In particular, the attack traumatized victims into fearing the subway. Lateef, a 51-year-old Staten Island man who didn’t give his last name, actually works for the MTA, as do many of his relatives, and has ridden the train alone since he was a child.
But after the attack, Lateef said he spent $12,000 on multiple e-bikes, scooters, and other devices so he could avoid the subway. When he finally returned to the transit system, on a C train, he was terrified to see a man in a green reflective vest sitting in the corner seat, just as James had done on the morning of the shooting. “I thought of you, Frank,” he said.
“You did something terribly evil,” said Lateef. “Your mother would be ashamed of you.”
The concept of evil came up several times during Thursday’s proceedings, after Eisner-Grynberg declared in court documents that James is “not evil” but rather “very, very ill.”
Judge Kuntz, after sentencing James, disagreed, saying his actions “constitute nothing but pure evil,” terrorizing his victims and the city at large, and even bringing up subway-related icons of popular culture like Duke Ellington’s “Take the A Train” and Gene Hackman’s performance as Popeye Doyle in The French Connection.
“Each mass shooting constitutes an act of raw evil,” said Kuntz, who compared James’ actions to prior massacres in Buffalo, Uvalde, and Sandy Hook. “Mr. James made war on our collective right to live.”
Kuntz and the government disputed that James has taken responsibility for his crimes, since he still contends he didn’t intend to kill. His lawyers intend to appeal his sentence.
The US Attorney for the Eastern District of New York, Breon Peace, said “justice has been served” and that James’ sentence “sends a clear message to any would-be terrorist.”

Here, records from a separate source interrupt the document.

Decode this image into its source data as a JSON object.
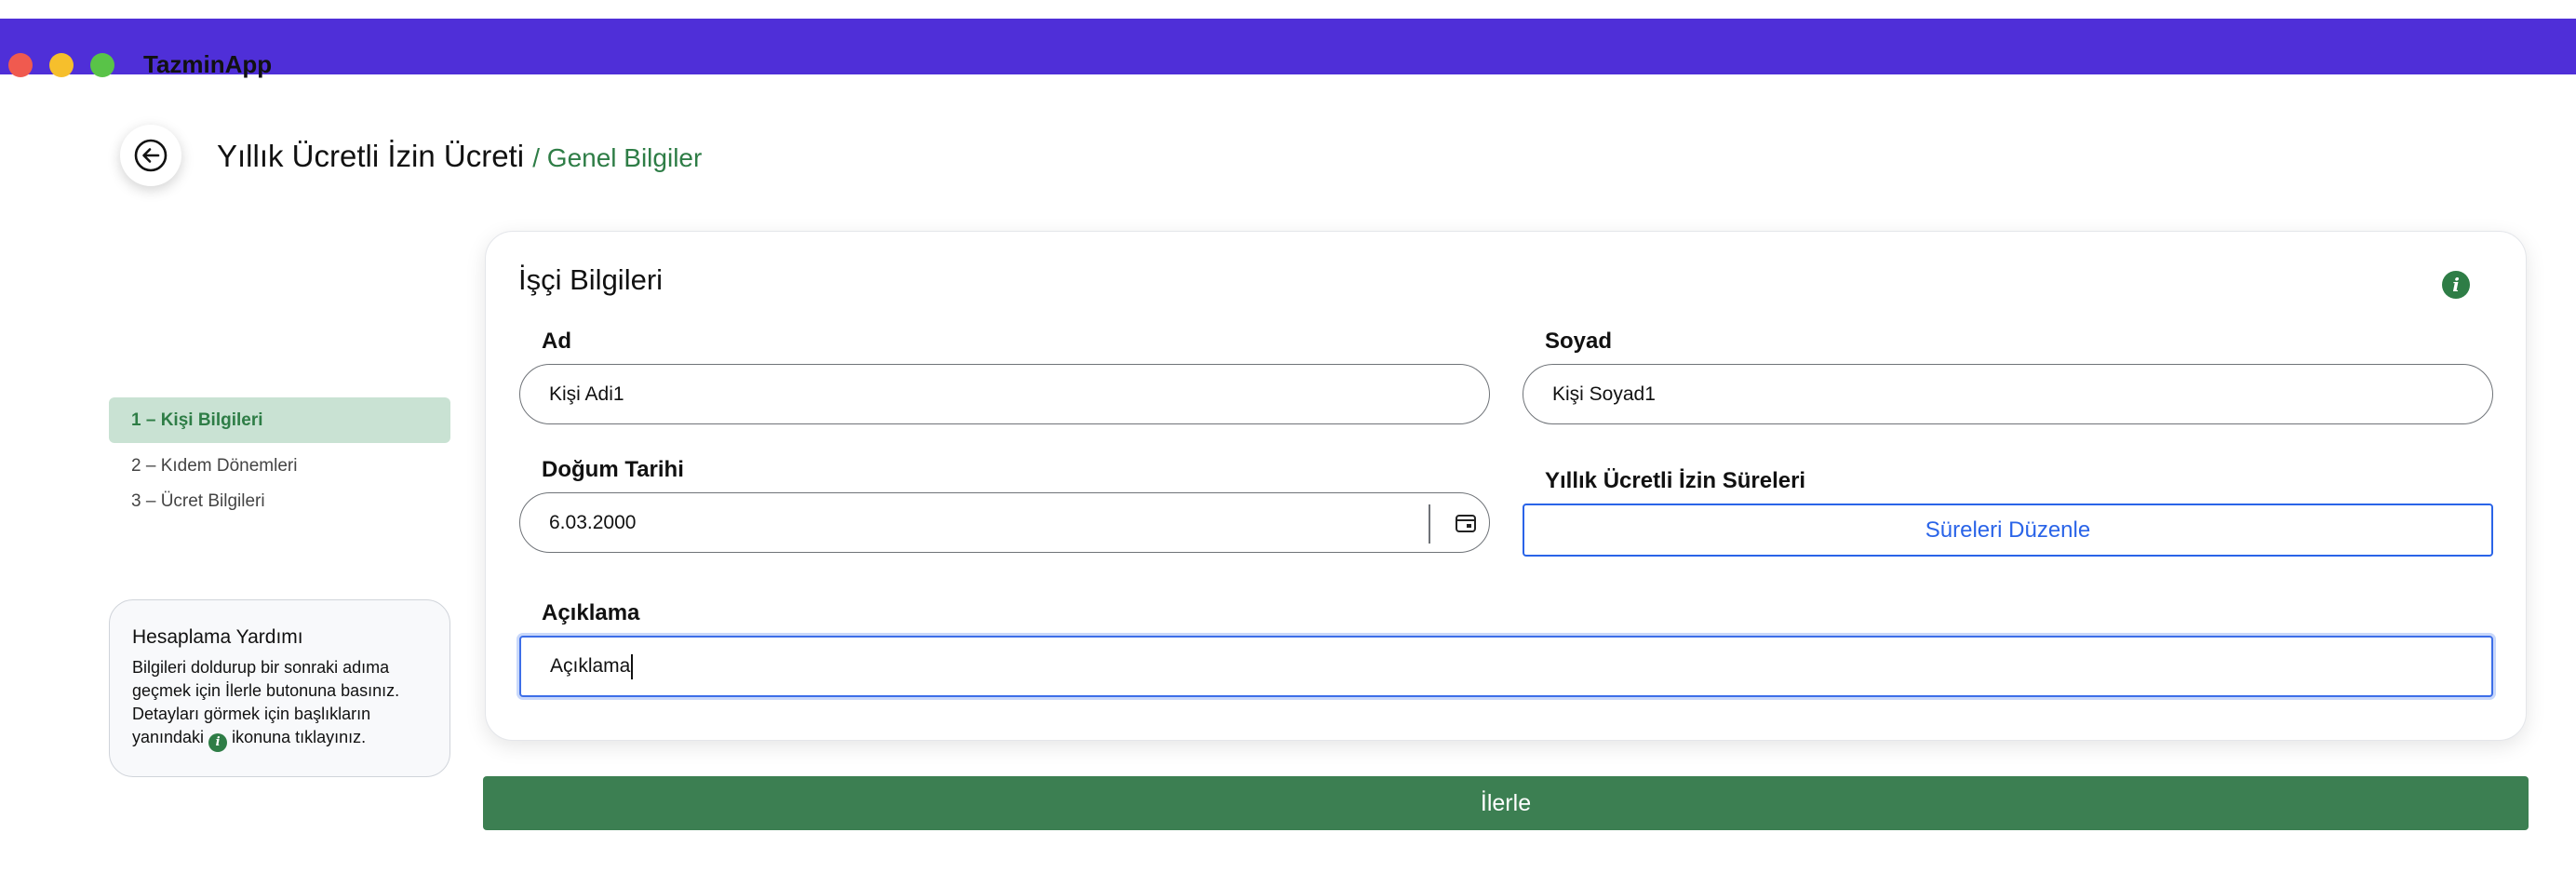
{
  "window": {
    "app_title": "TazminApp",
    "controls": [
      "close",
      "minimize",
      "zoom"
    ]
  },
  "header": {
    "title": "Yıllık Ücretli İzin Ücreti",
    "breadcrumb": "/ Genel Bilgiler",
    "back_icon": "arrow-left-circle-icon"
  },
  "steps": [
    {
      "label": "1 – Kişi Bilgileri",
      "active": true
    },
    {
      "label": "2 – Kıdem Dönemleri",
      "active": false
    },
    {
      "label": "3 – Ücret Bilgileri",
      "active": false
    }
  ],
  "help": {
    "title": "Hesaplama Yardımı",
    "text_line1": "Bilgileri doldurup bir sonraki adıma",
    "text_line2": "geçmek için İlerle butonuna basınız.",
    "text_line3": "Detayları görmek için başlıkların",
    "text_line4_before": "yanındaki",
    "text_line4_after": "ikonuna tıklayınız.",
    "info_glyph": "i"
  },
  "form": {
    "title": "İşçi Bilgileri",
    "info_glyph": "i",
    "ad": {
      "label": "Ad",
      "value": "Kişi Adi1"
    },
    "soyad": {
      "label": "Soyad",
      "value": "Kişi Soyad1"
    },
    "dogum_tarihi": {
      "label": "Doğum Tarihi",
      "value": "6.03.2000",
      "icon": "calendar-icon"
    },
    "izin_sureleri": {
      "label": "Yıllık Ücretli İzin Süreleri",
      "button_label": "Süreleri Düzenle"
    },
    "aciklama": {
      "label": "Açıklama",
      "value": "Açıklama"
    }
  },
  "next_button": {
    "label": "İlerle"
  },
  "colors": {
    "titlebar": "#4f2fd8",
    "accent_green": "#2e7d46",
    "button_green": "#3c7f52",
    "link_blue": "#2a64e8",
    "active_step_bg": "#c9e2d3"
  }
}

One survivor, Fitim Gjeloshi, broke down in court while reading a victim impact statement. But outside the courthouse, Gjeloshi, a 21-year-old from Bensonhurst, said he forgives James and feels bad for him, and hopes he gets the help he needs.
“I hope in prison, he actually learns and actually knows what he did wrong,” said Gjeloshi. “He just really needs the help. If he doesn’t get it, he’s just gonna go in the wrong path again.”